Some of the tribe members openly talk about it. But whatever.


----------



## Patricio (Feb 2, 2007)

https://www.twincities.com/2018/05/...ake-mille-lacs-angers-conservation-group/amp/

Abandoned net of 67 dead walleye on Lake Mille Lacs angers conservation group
Published February 19th, 2019
Band members can look forward to a productive netting and spearing season on Mille Lacs this spring, after the state and tribes agreed on allocations for state anglers and tribal harvesters

https://millelacsband.com/news/get-ready-for-2019-tribal-harvest-on-mille-lacs

Idiot. Tell me about this state now. We have several tribe members at work who openly discuss this stuff.


----------



## TopRaider15 (Mar 10, 2015)

Not saying netting doesn't happen but thousands of pounds is hyperbole, the net that was found had 67 fish weighing 112 lbs. Yea it sucks, especially because these nets don't discriminate (many musky are caught in them as well) but the reason for the lakes decline is not what you think it is. FWIW I live in Duluth and my favorite walleye lake North of here also gets speared every spring, and guess what its still a great fishery. 

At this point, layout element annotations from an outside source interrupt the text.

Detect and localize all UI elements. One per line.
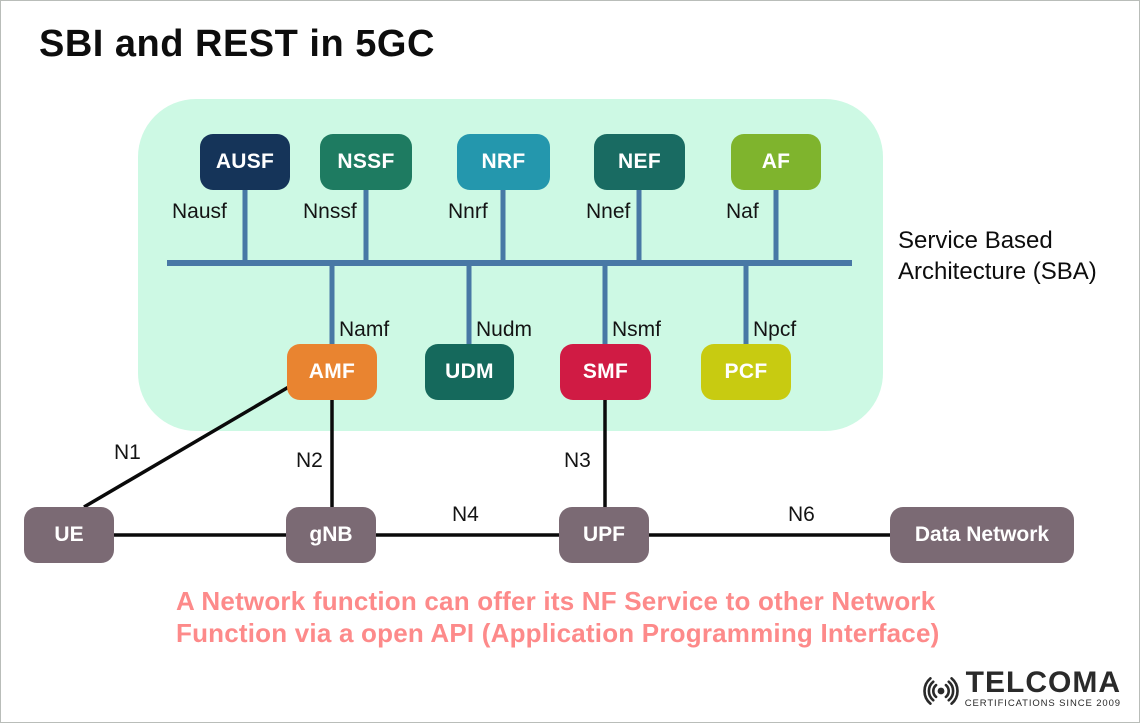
nf-box-nssf: NSSF — [320, 134, 412, 190]
node-label-ue: UE — [54, 523, 84, 546]
iface-label-nudm: Nudm — [476, 318, 533, 341]
nf-label-pcf: PCF — [724, 360, 768, 383]
nf-label-smf: SMF — [582, 360, 629, 383]
nf-label-ausf: AUSF — [215, 150, 275, 173]
nf-box-udm: UDM — [425, 344, 514, 400]
nf-service-note-line1: A Network function can offer its NF Serv… — [176, 586, 936, 616]
sba-caption-line2: Architecture (SBA) — [898, 258, 1097, 285]
nf-box-nef: NEF — [594, 134, 685, 190]
node-box-data-network: Data Network — [890, 507, 1074, 563]
nf-label-nef: NEF — [618, 150, 661, 173]
link-label-n1: N1 — [114, 441, 141, 464]
nf-service-note-line2: Function via a open API (Application Pro… — [176, 618, 940, 648]
nf-label-nssf: NSSF — [337, 150, 395, 173]
nf-box-af: AF — [731, 134, 821, 190]
nf-box-ausf: AUSF — [200, 134, 290, 190]
nf-label-amf: AMF — [308, 360, 356, 383]
link-label-n4: N4 — [452, 503, 479, 526]
iface-label-nnssf: Nnssf — [303, 200, 357, 223]
iface-label-nsmf: Nsmf — [612, 318, 661, 341]
nf-service-note: A Network function can offer its NF Serv… — [176, 585, 939, 649]
nf-box-amf: AMF — [287, 344, 377, 400]
iface-label-nnef: Nnef — [586, 200, 631, 223]
nf-box-smf: SMF — [560, 344, 651, 400]
nf-label-nrf: NRF — [481, 150, 526, 173]
iface-label-namf: Namf — [339, 318, 390, 341]
node-label-data-network: Data Network — [914, 523, 1050, 546]
node-label-gnb: gNB — [309, 523, 353, 546]
link-label-n3: N3 — [564, 449, 591, 472]
sba-caption-line1: Service Based — [898, 227, 1053, 254]
sba-caption: Service Based Architecture (SBA) — [898, 225, 1097, 287]
logo-text: TELCOMA CERTIFICATIONS SINCE 2009 — [964, 666, 1121, 710]
node-box-ue: UE — [24, 507, 114, 563]
node-box-gnb: gNB — [286, 507, 376, 563]
iface-label-npcf: Npcf — [753, 318, 797, 341]
iface-label-nnrf: Nnrf — [448, 200, 488, 223]
node-box-upf: UPF — [559, 507, 649, 563]
nf-box-pcf: PCF — [701, 344, 791, 400]
link-label-n2: N2 — [296, 449, 323, 472]
page-title: SBI and REST in 5GC — [39, 23, 435, 65]
link-label-n6: N6 — [788, 503, 815, 526]
iface-label-nausf: Nausf — [172, 200, 227, 223]
n1-link-line — [83, 376, 305, 509]
radio-waves-icon — [923, 677, 959, 705]
logo-name: TELCOMA — [965, 666, 1121, 699]
iface-label-naf: Naf — [726, 200, 759, 223]
telcoma-logo: TELCOMA CERTIFICATIONS SINCE 2009 — [919, 666, 1121, 713]
nf-box-nrf: NRF — [457, 134, 550, 190]
nf-label-udm: UDM — [445, 360, 494, 383]
node-label-upf: UPF — [583, 523, 625, 546]
logo-tagline: CERTIFICATIONS SINCE 2009 — [964, 698, 1121, 709]
nf-label-af: AF — [761, 150, 791, 173]
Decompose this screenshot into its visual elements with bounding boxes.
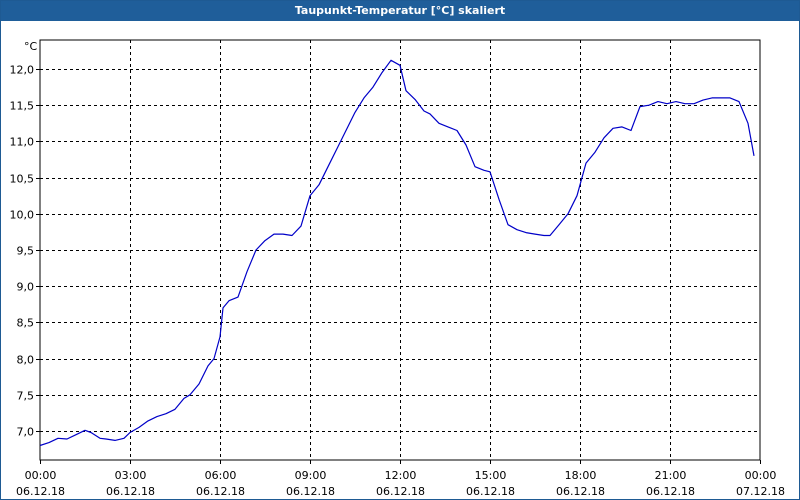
x-tick-date-label: 06.12.18 (16, 485, 65, 498)
y-axis-unit: °C (24, 40, 38, 53)
x-tick-date-label: 06.12.18 (376, 485, 425, 498)
y-tick-label: 9,0 (17, 281, 35, 294)
y-tick-label: 9,5 (17, 245, 35, 258)
x-tick-date-label: 06.12.18 (286, 485, 335, 498)
series-line-0 (39, 59, 755, 447)
y-tick-label: 12,0 (10, 64, 35, 77)
x-tick-date-label: 06.12.18 (196, 485, 245, 498)
x-tick-time-label: 12:00 (385, 469, 417, 482)
x-tick-date-label: 06.12.18 (106, 485, 155, 498)
x-tick-time-label: 00:00 (745, 469, 777, 482)
y-tick-label: 7,5 (17, 390, 35, 403)
x-tick-time-label: 00:00 (25, 469, 57, 482)
x-tick-date-label: 06.12.18 (646, 485, 695, 498)
y-tick-label: 10,5 (10, 173, 35, 186)
y-tick-label: 8,5 (17, 317, 35, 330)
y-axis-ticks: 7,0 7,5 8,0 8,5 9,0 9,5 10,0 10,5 11,0 11,5 12,0 (10, 64, 40, 439)
x-tick-date-label: 06.12.18 (466, 485, 515, 498)
x-tick-time-label: 09:00 (295, 469, 327, 482)
x-tick-time-label: 15:00 (475, 469, 507, 482)
x-tick-time-label: 18:00 (565, 469, 597, 482)
chart-title: Taupunkt-Temperatur [°C] skaliert (1, 1, 799, 21)
series-lines (39, 59, 755, 447)
y-tick-label: 11,5 (10, 100, 35, 113)
y-tick-label: 8,0 (17, 354, 35, 367)
y-tick-label: 10,0 (10, 209, 35, 222)
x-tick-time-label: 21:00 (655, 469, 687, 482)
x-axis-ticks: 00:00 06.12.18 03:00 06.12.18 06:00 06.12.18 0… (16, 460, 785, 498)
y-tick-label: 11,0 (10, 136, 35, 149)
grid-lines (40, 40, 760, 460)
x-tick-time-label: 06:00 (205, 469, 237, 482)
x-tick-time-label: 03:00 (115, 469, 147, 482)
y-tick-label: 7,0 (17, 426, 35, 439)
x-tick-date-label: 07.12.18 (736, 485, 785, 498)
x-tick-date-label: 06.12.18 (556, 485, 605, 498)
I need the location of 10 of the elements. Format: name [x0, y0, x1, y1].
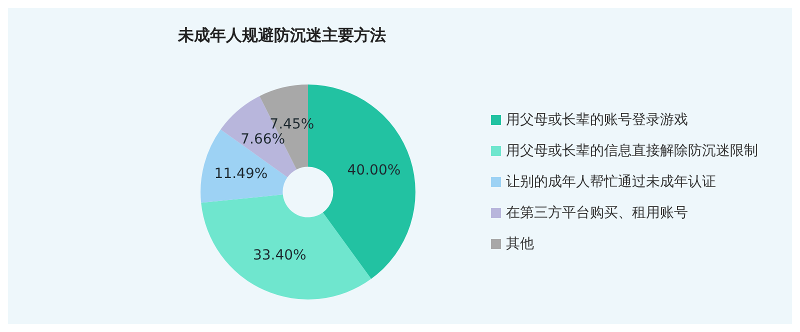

From the article you posted
"Rumors of abandoned nets are frequent, but irrefutable evidence is uncommon.

Scientists studying the lake have agreed that the nets are not to blame for the dropping walleye numbers, but resentment remains."

Looks like you're part of the group that resents Natives for exercising their rights.


----------



## polebender (Oct 29, 2011)

You two need to take your argument to pm’s and get it off the forum!
Thanks!


----------



## Patricio (Feb 2, 2007)

polebender said:


> You two need to take your argument to pm’s and get it off the forum!
> Thanks!


nah im done. the guys am ignorant chump. who apparently thinks screaming racism means something. he doesnt even live here or have any knowledge of whats going on.


----------